Quantification of alkaline phosphatase in cell lysates by a simple fluorescence method in combination with a modified standard addition calibration strategy

Alkaline phosphatase (ALP) is an important diagnostic indicator of many human diseases. Its detection is of great importance in fields such as clinical diagnosis and biomedical research. In this contribution, a simple label-free fluorescence sensing method for ALP detection was designed by integrating ALP triggered hydrolysis, terminal deoxynucleotidyl transferase assisted DNA polymerization and complex formation between G-quadruplex and thioflavin T together. Furthermore, in order to mitigate the influence of matrix effects and background interference effects on the quantitative results of the proposed fluorescence sensing method encountered in the analysis of real-world complex biological samples, the probe technique-based generalized multivariate standard addition strategy (GMSAprobe) was specifically modified, and combined with the proposed fluorescence sensing method to achieve satisfactory quantitative results for ALP in cell lysate samples with accuracy comparable to that of a commercial ALP assay kit. Its limit of detection and limit of quantification values were about 0.02 and 0.07 U/ L, respectively, more than 20 times lower than those of the commercial ALP assay kit.

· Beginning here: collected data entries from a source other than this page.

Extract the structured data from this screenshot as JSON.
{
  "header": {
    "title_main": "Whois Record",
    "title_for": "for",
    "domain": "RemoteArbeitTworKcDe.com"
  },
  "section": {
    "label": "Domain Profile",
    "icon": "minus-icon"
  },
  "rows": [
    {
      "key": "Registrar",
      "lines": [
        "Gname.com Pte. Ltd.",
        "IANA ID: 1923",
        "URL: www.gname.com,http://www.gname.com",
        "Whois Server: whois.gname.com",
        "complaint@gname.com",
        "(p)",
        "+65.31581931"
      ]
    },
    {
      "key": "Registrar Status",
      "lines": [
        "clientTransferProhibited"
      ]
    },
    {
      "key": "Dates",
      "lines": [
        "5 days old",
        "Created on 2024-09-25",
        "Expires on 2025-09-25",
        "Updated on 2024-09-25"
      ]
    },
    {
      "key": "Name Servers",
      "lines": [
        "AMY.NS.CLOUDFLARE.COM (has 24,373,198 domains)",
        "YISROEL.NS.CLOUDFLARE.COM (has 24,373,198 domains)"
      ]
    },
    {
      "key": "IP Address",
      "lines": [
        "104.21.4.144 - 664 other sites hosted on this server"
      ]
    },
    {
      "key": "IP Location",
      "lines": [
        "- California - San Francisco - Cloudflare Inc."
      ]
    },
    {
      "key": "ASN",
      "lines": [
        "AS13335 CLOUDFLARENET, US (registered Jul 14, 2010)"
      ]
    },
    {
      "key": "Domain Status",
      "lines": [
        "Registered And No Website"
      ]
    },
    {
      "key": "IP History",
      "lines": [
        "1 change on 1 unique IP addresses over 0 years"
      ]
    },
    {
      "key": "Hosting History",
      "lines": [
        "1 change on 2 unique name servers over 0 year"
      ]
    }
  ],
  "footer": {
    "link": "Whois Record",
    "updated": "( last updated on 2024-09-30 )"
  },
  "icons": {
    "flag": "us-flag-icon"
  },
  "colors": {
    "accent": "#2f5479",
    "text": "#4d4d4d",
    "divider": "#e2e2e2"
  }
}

Due to its merits of simplicity, sensitivity, specificity, as well as robustness to matrix effects and background interference effects, the combination of the proposed fluorescence sensing method and the modified GMSAprobe has a great potential for ALP assay in biochemical research and clinical diagnosis.

Automated summary

A simple label-free fluorescence sensing method for detecting alkaline phosphatase (ALP) was designed in this study, showing high sensitivity and specificity, as well as strong robustness to matrix effects and background interference effects. The integration of the probe technique-based multivariate standard addition strategy achieved satisfactory quantitative results for ALP in complex biological samples.